After the study, the working group will recommend to the EPTS community about next phases
(e.g. creation of additional standards, revision of current standards etc...).

(6). Languages Analysis: This working group will engage in study of existing event processing languages (both from products and from the literature) to devise (in a semantic level) a set of functions that is being used. After the study, the working group will recommend to the EPTS community about next phases (e.g. creation of a single language standard or creation of N variations for various languages or creation of a meta-lanaguage standard...).

I am personally will co-chair the languages analysis one (an area that I spent a lot of time on recently), and will follow, all others.

More working groups may be launched, however, I surveyed only those approved so far to continue to the next phase.

I believe that at the end of 2009 with the results of these working groups report, we'll advance the understanding of the event processing discipline, and will have a clear road-map for related standards...

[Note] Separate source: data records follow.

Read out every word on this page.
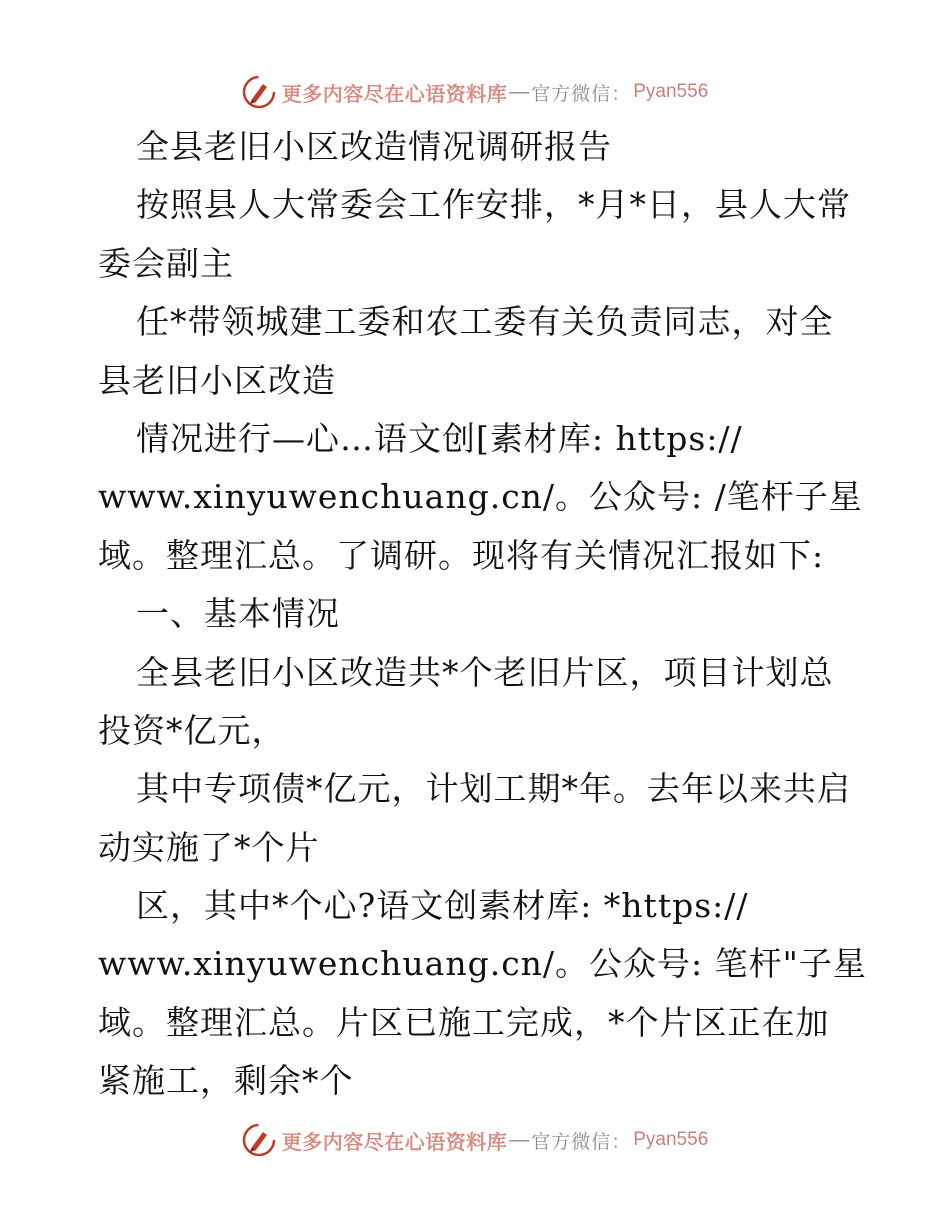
更多内容尽在心语资料库 — 官方微信： Pyan556
全县老旧小区改造情况调研报告
按照县人大常委会工作安排，*月*日，县人大常
委会副主
任*带领城建工委和农工委有关负责同志，对全
县老旧小区改造
情况进行—心…语文创[素材库: https://
www.xinyuwenchuang.cn/。公众号: /笔杆子星
域。整理汇总。了调研。现将有关情况汇报如下:
一、基本情况
全县老旧小区改造共*个老旧片区，项目计划总
投资*亿元，
其中专项债*亿元，计划工期*年。去年以来共启
动实施了*个片
区，其中*个心?语文创素材库: *https://
www.xinyuwenchuang.cn/。公众号: 笔杆"子星
域。整理汇总。片区已施工完成，*个片区正在加
紧施工，剩余*个
更多内容尽在心语资料库 — 官方微信： Pyan556
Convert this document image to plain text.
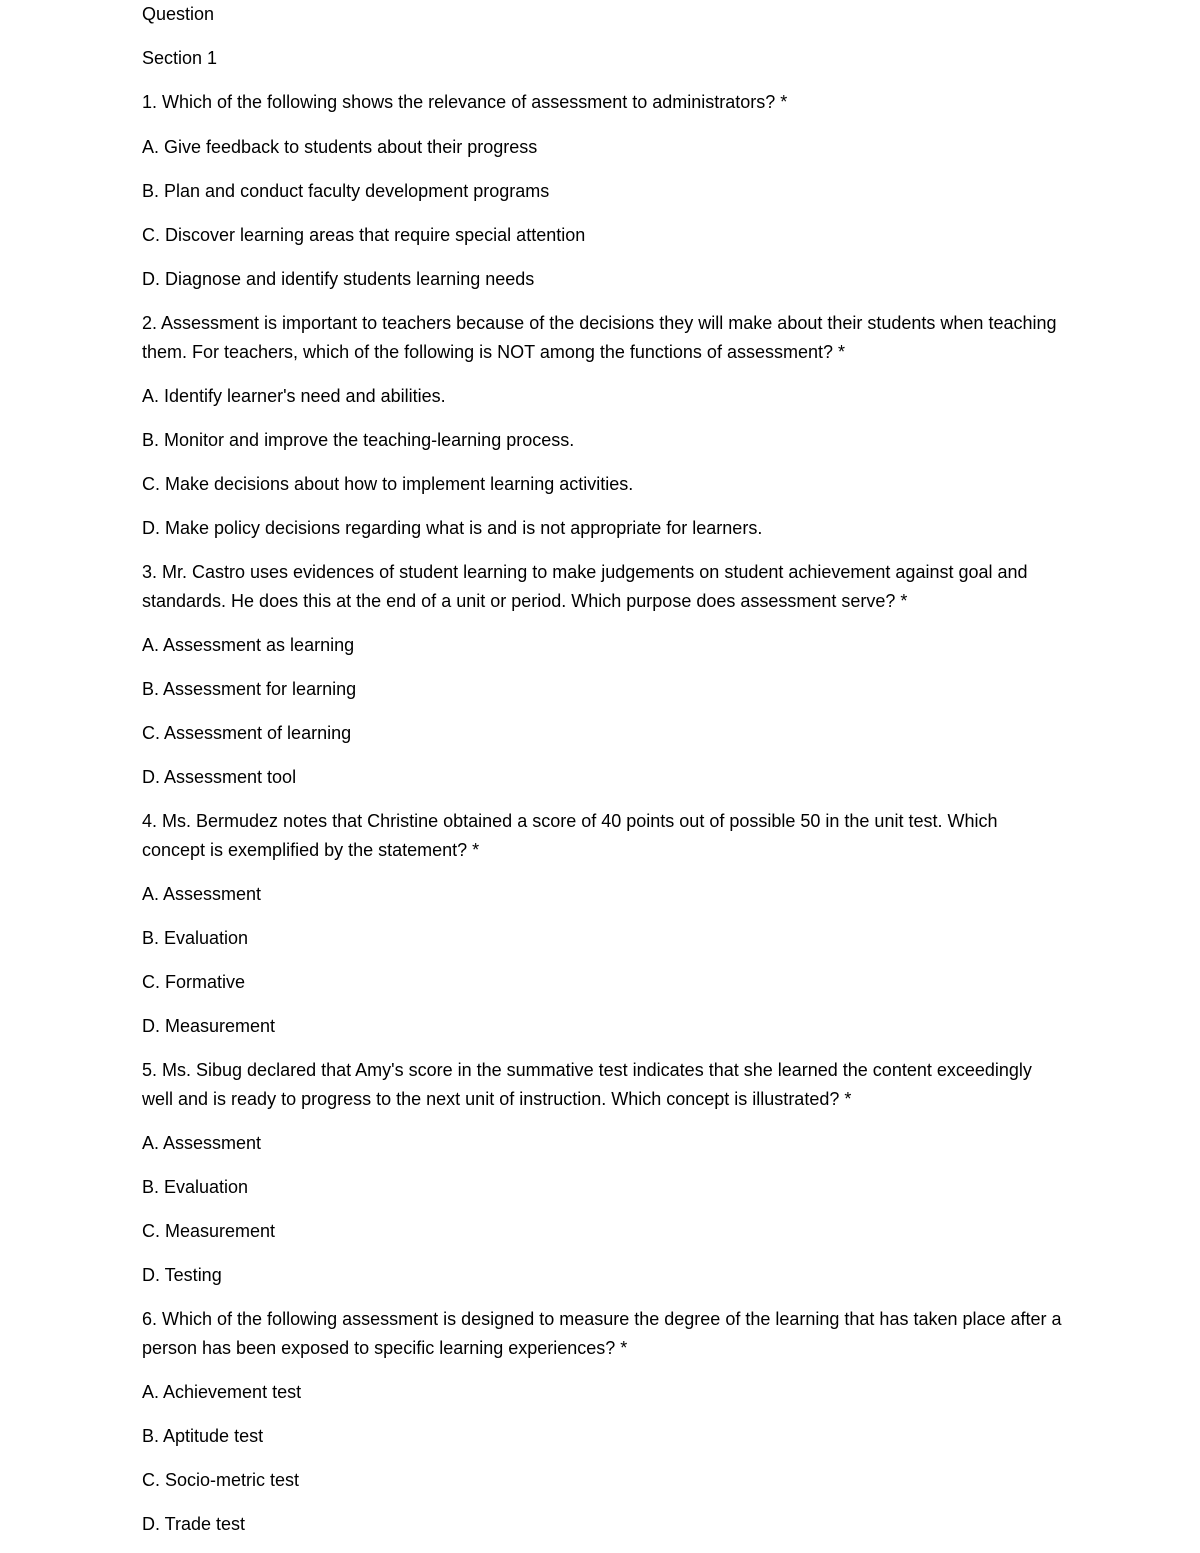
Question
Section 1
1. Which of the following shows the relevance of assessment to administrators? *
A. Give feedback to students about their progress
B. Plan and conduct faculty development programs
C. Discover learning areas that require special attention
D. Diagnose and identify students learning needs
2. Assessment is important to teachers because of the decisions they will make about their students when teaching them. For teachers, which of the following is NOT among the functions of assessment? *
A. Identify learner's need and abilities.
B. Monitor and improve the teaching-learning process.
C. Make decisions about how to implement learning activities.
D. Make policy decisions regarding what is and is not appropriate for learners.
3. Mr. Castro uses evidences of student learning to make judgements on student achievement against goal and standards. He does this at the end of a unit or period. Which purpose does assessment serve? *
A. Assessment as learning
B. Assessment for learning
C. Assessment of learning
D. Assessment tool
4. Ms. Bermudez notes that Christine obtained a score of 40 points out of possible 50 in the unit test. Which concept is exemplified by the statement? *
A. Assessment
B. Evaluation
C. Formative
D. Measurement
5. Ms. Sibug declared that Amy's score in the summative test indicates that she learned the content exceedingly well and is ready to progress to the next unit of instruction. Which concept is illustrated? *
A. Assessment
B. Evaluation
C. Measurement
D. Testing
6. Which of the following assessment is designed to measure the degree of the learning that has taken place after a person has been exposed to specific learning experiences? *
A. Achievement test
B. Aptitude test
C. Socio-metric test
D. Trade test
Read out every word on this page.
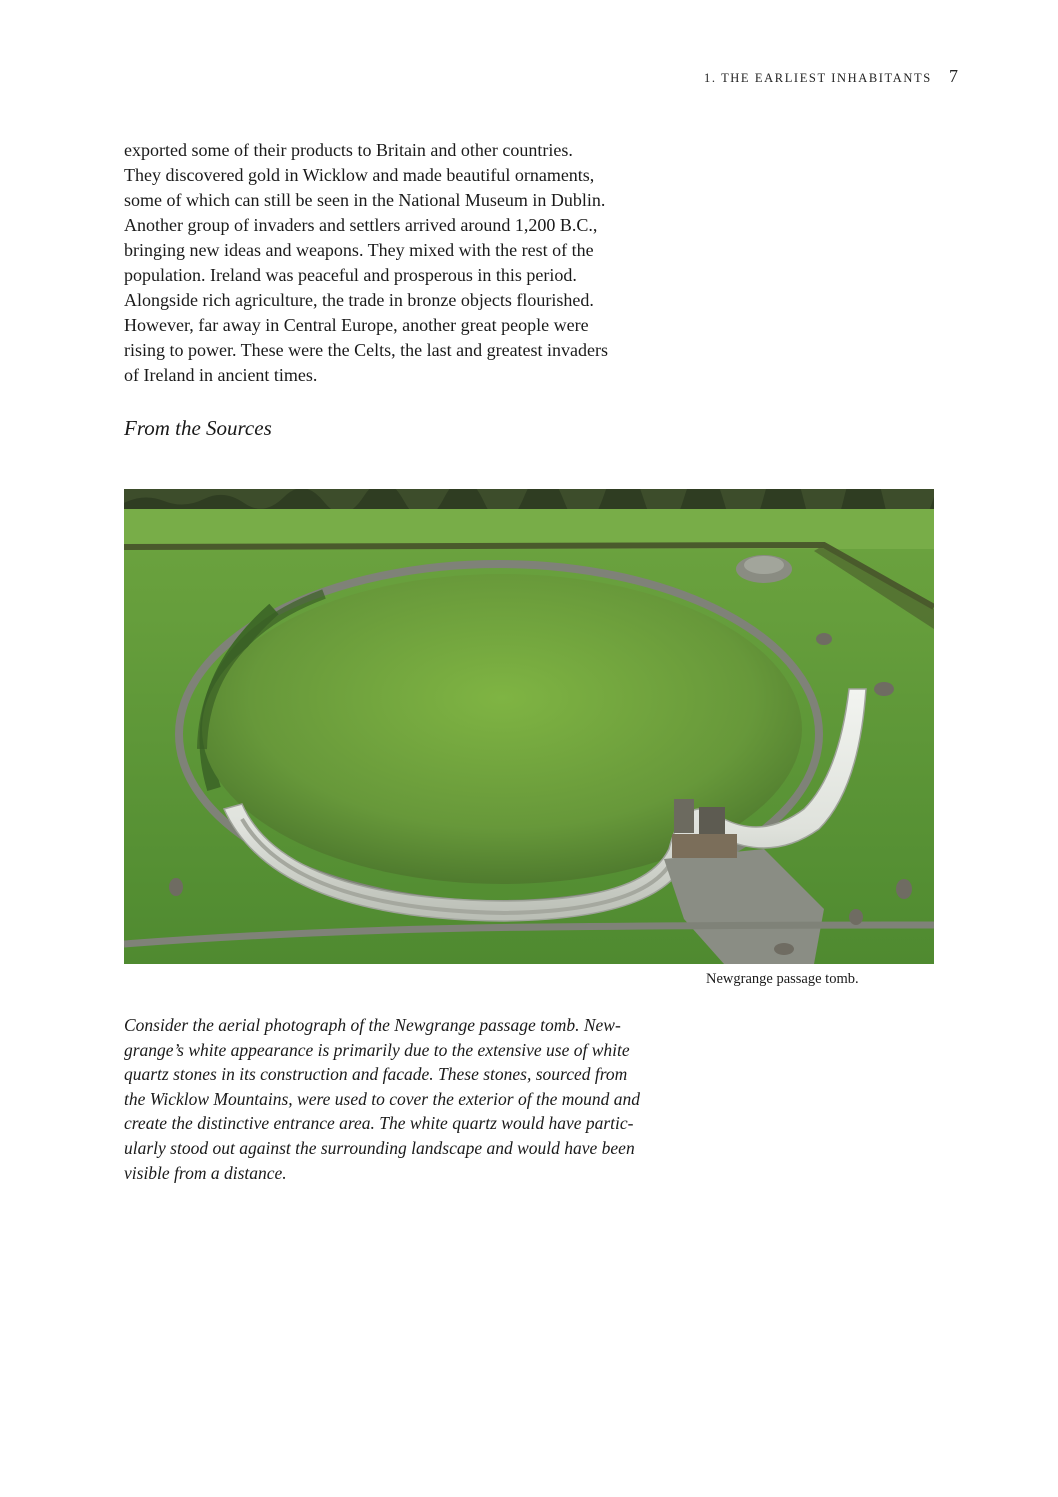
1. THE EARLIEST INHABITANTS 7
exported some of their products to Britain and other countries.
They discovered gold in Wicklow and made beautiful ornaments,
some of which can still be seen in the National Museum in Dublin.
Another group of invaders and settlers arrived around 1,200 B.C.,
bringing new ideas and weapons. They mixed with the rest of the
population. Ireland was peaceful and prosperous in this period.
Alongside rich agriculture, the trade in bronze objects flourished.
However, far away in Central Europe, another great people were
rising to power. These were the Celts, the last and greatest invaders
of Ireland in ancient times.
From the Sources
Newgrange passage tomb.
Consider the aerial photograph of the Newgrange passage tomb. New-
grange’s white appearance is primarily due to the extensive use of white
quartz stones in its construction and facade. These stones, sourced from
the Wicklow Mountains, were used to cover the exterior of the mound and
create the distinctive entrance area. The white quartz would have partic-
ularly stood out against the surrounding landscape and would have been
visible from a distance.
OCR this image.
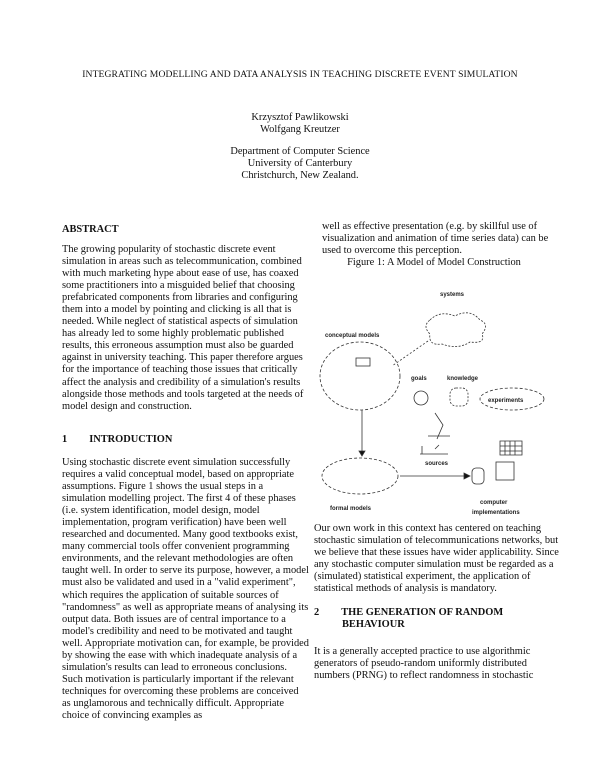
INTEGRATING MODELLING AND DATA ANALYSIS IN TEACHING DISCRETE EVENT SIMULATION
Krzysztof Pawlikowski
Wolfgang Kreutzer
Department of Computer Science
University of Canterbury
Christchurch, New Zealand.
ABSTRACT
The growing popularity of stochastic discrete event
simulation in areas such as telecommunication, combined
with much marketing hype about ease of use, has coaxed
some practitioners into a misguided belief that choosing
prefabricated components from libraries and configuring
them into a model by pointing and clicking is all that is
needed. While neglect of statistical aspects of simulation
has already led to some highly problematic published
results, this erroneous assumption must also be guarded
against in university teaching. This paper therefore argues
for the importance of teaching those issues that critically
affect the analysis and credibility of a simulation's results
alongside those methods and tools targeted at the needs of
model design and construction.
1 INTRODUCTION
Using stochastic discrete event simulation successfully
requires a valid conceptual model, based on appropriate
assumptions. Figure 1 shows the usual steps in a
simulation modelling project. The first 4 of these phases
(i.e. system identification, model design, model
implementation, program verification) have been well
researched and documented. Many good textbooks exist,
many commercial tools offer convenient programming
environments, and the relevant methodologies are often
taught well. In order to serve its purpose, however, a model
must also be validated and used in a "valid experiment",
which requires the application of suitable sources of
"randomness" as well as appropriate means of analysing its
output data. Both issues are of central importance to a
model's credibility and need to be motivated and taught
well. Appropriate motivation can, for example, be provided
by showing the ease with which inadequate analysis of a
simulation's results can lead to erroneous conclusions.
Such motivation is particularly important if the relevant
techniques for overcoming these problems are conceived
as unglamorous and technically difficult. Appropriate
choice of convincing examples as
well as effective presentation (e.g. by skillful use of
visualization and animation of time series data) can be
used to overcome this perception.
Figure 1: A Model of Model Construction
systems
conceptual models
goals	knowledge
experiments
sources
formal models
computer
implementations
Our own work in this context has centered on teaching
stochastic simulation of telecommunications networks, but
we believe that these issues have wider applicability. Since
any stochastic computer simulation must be regarded as a
(simulated) statistical experiment, the application of
statistical methods of analysis is mandatory.
2 THE GENERATION OF RANDOM
BEHAVIOUR
It is a generally accepted practice to use algorithmic
generators of pseudo-random uniformly distributed
numbers (PRNG) to reflect randomness in stochastic
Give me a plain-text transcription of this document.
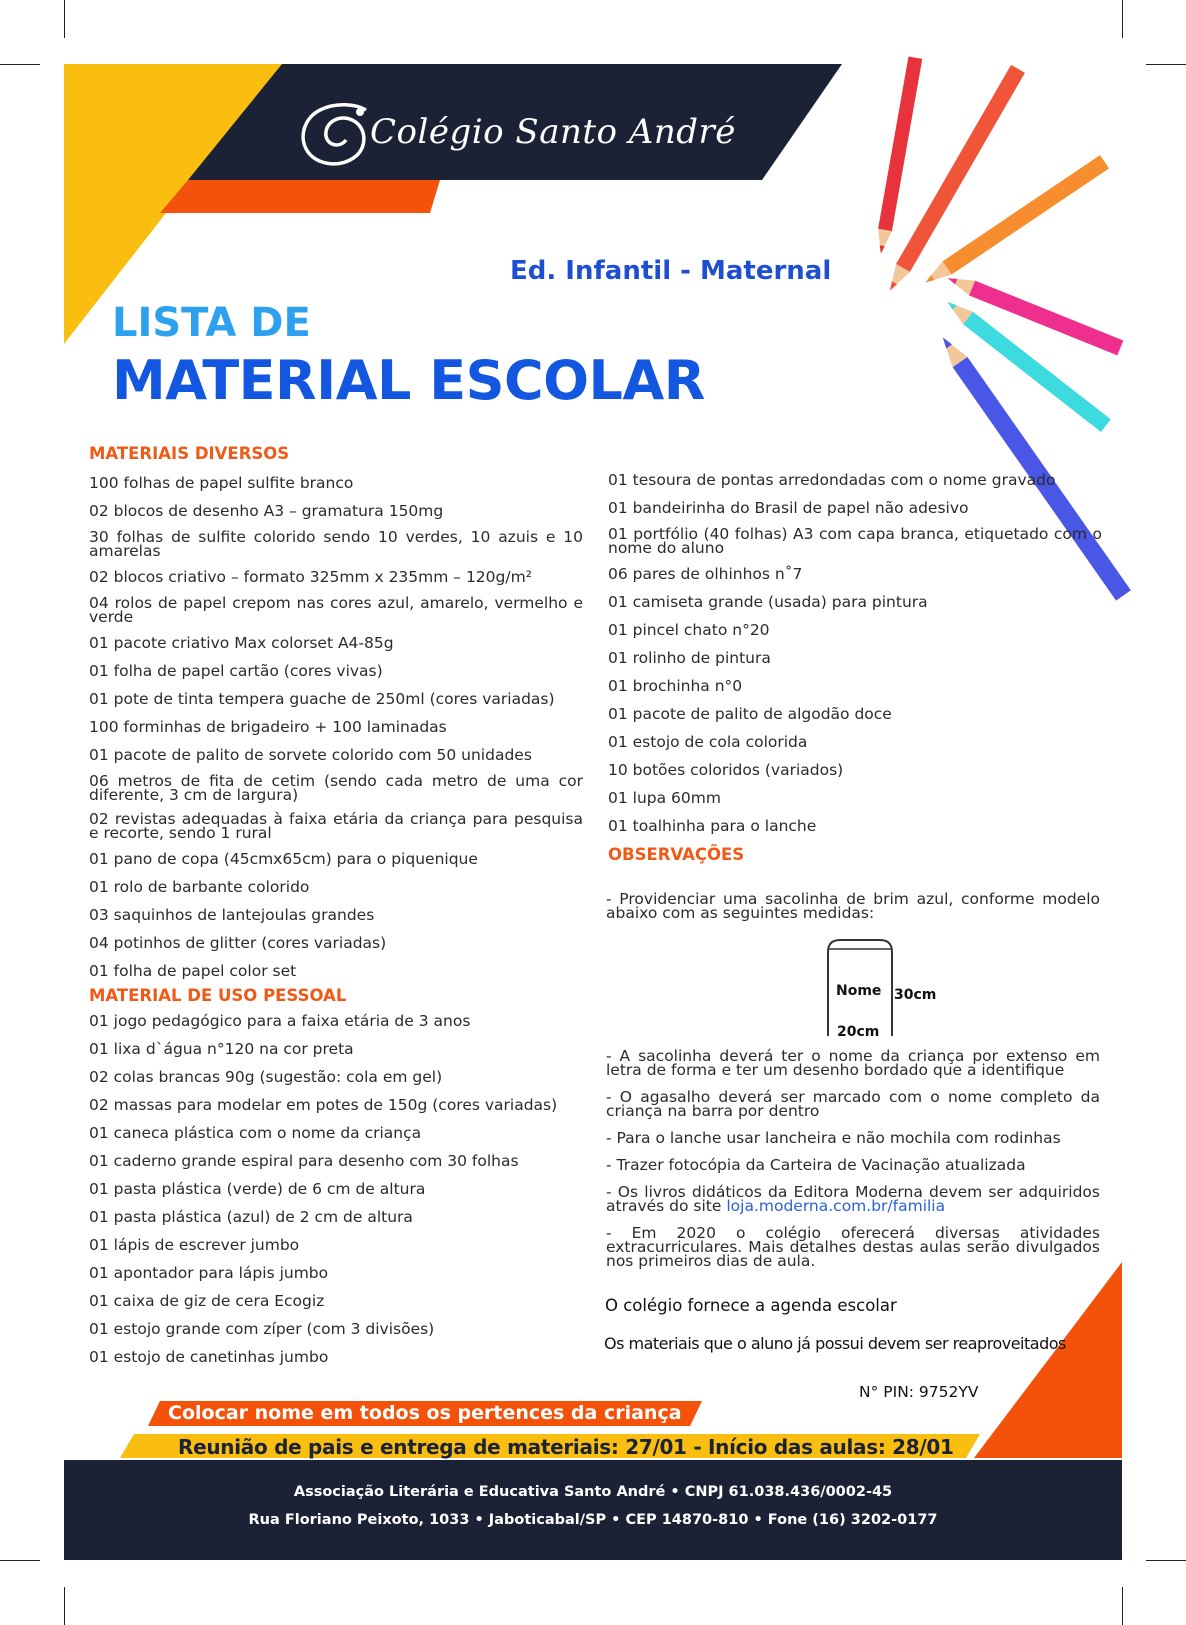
Colégio Santo André
Ed. Infantil - Maternal
LISTA DE
MATERIAL ESCOLAR

MATERIAIS DIVERSOS

100 folhas de papel sulfite branco
02 blocos de desenho A3 – gramatura 150mg
30 folhas de sulfite colorido sendo 10 verdes, 10 azuis e 10 amarelas
02 blocos criativo – formato 325mm x 235mm – 120g/m²
04 rolos de papel crepom nas cores azul, amarelo, vermelho e verde
01 pacote criativo Max colorset A4-85g
01 folha de papel cartão (cores vivas)
01 pote de tinta tempera guache de 250ml (cores variadas)
100 forminhas de brigadeiro + 100 laminadas
01 pacote de palito de sorvete colorido com 50 unidades
06 metros de fita de cetim (sendo cada metro de uma cor diferente, 3 cm de largura)
02 revistas adequadas à faixa etária da criança para pesquisa e recorte, sendo 1 rural
01 pano de copa (45cmx65cm) para o piquenique
01 rolo de barbante colorido
03 saquinhos de lantejoulas grandes
04 potinhos de glitter (cores variadas)
01 folha de papel color set

MATERIAL DE USO PESSOAL

01 jogo pedagógico para a faixa etária de 3 anos
01 lixa d`água n°120 na cor preta
02 colas brancas 90g (sugestão: cola em gel)
02 massas para modelar em potes de 150g (cores variadas)
01 caneca plástica com o nome da criança
01 caderno grande espiral para desenho com 30 folhas
01 pasta plástica (verde) de 6 cm de altura
01 pasta plástica (azul) de 2 cm de altura
01 lápis de escrever jumbo
01 apontador para lápis jumbo
01 caixa de giz de cera Ecogiz
01 estojo grande com zíper (com 3 divisões)
01 estojo de canetinhas jumbo
01 tesoura de pontas arredondadas com o nome gravado
01 bandeirinha do Brasil de papel não adesivo
01 portfólio (40 folhas) A3 com capa branca, etiquetado com o nome do aluno
06 pares de olhinhos n˚7
01 camiseta grande (usada) para pintura
01 pincel chato n°20
01 rolinho de pintura
01 brochinha n°0
01 pacote de palito de algodão doce
01 estojo de cola colorida
10 botões coloridos (variados)
01 lupa 60mm
01 toalhinha para o lanche

OBSERVAÇÕES

- Providenciar uma sacolinha de brim azul, conforme modelo abaixo com as seguintes medidas:

Nome 30cm
20cm

- A sacolinha deverá ter o nome da criança por extenso em letra de forma e ter um desenho bordado que a identifique

- O agasalho deverá ser marcado com o nome completo da criança na barra por dentro

- Para o lanche usar lancheira e não mochila com rodinhas

- Trazer fotocópia da Carteira de Vacinação atualizada

- Os livros didáticos da Editora Moderna devem ser adquiridos através do site loja.moderna.com.br/familia

- Em 2020 o colégio oferecerá diversas atividades extracurriculares. Mais detalhes destas aulas serão divulgados nos primeiros dias de aula.

O colégio fornece a agenda escolar
Os materiais que o aluno já possui devem ser reaproveitados
N° PIN: 9752YV
Colocar nome em todos os pertences da criança
Reunião de pais e entrega de materiais: 27/01 - Início das aulas: 28/01
Associação Literária e Educativa Santo André • CNPJ 61.038.436/0002-45
Rua Floriano Peixoto, 1033 • Jaboticabal/SP • CEP 14870-810 • Fone (16) 3202-0177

Enough for now -- more later.

Friday, December 5, 2008

On Continuous Monitoring and Continous Actions

In Israel, a new law has gone into effect in December 1st, to fight Spam - it forbids sending commercial material over Email, SMS and recorded phone calls, unless the person signed up explicitly (e.g. through a website); recorded phone calls are especially bad, picking up the phone and talking to recorded message is something I am allergic to... Unfortunately, this law is in effect only in Israel, and I keep getting Spam in Turkish and Russian -- I have already blocked more that dozen spamming sources, but others keep pooping.

Anyway -- this week, my Master student, Elad Margalit, had his final exam on the thesis, his thesis dealt in event-driven control of traffic lights, and he has shown (by simulation) that when the traffic lights frequencies of green and red in individual junctions are optimized based on the actual traffic it can shorten substantially the waiting times (there may be various goal functions here). This is done by continuous monitoring of the traffic (entrance and exit from a road segment by camera). IBM Research has done a lot of work in the area of "continuous optimization" that deals with solving optimization problem continuously, there are two variations: Solve the optimization problem all the time (in our case - for each cycle of the traffic light), or monitor all the time and solve the optimization problem only when there is a significant change from the base assumptions (in our case -- when the distribution of traffic in the various direction is significantly different, otherwise leave the traffic lights policies as is), this is based on the assumption that the cost of monitoring is much lower than the cost of actual changing the system behavior; if no such difference then we can use the continuous actions.

It is interesting to note that Coral8 added in its logo the trademarked expression "Continuous Intelligence". Interesting phrase, not sure if there is indeed intelligence, but I guess that intelligence is in the eyes of beholder.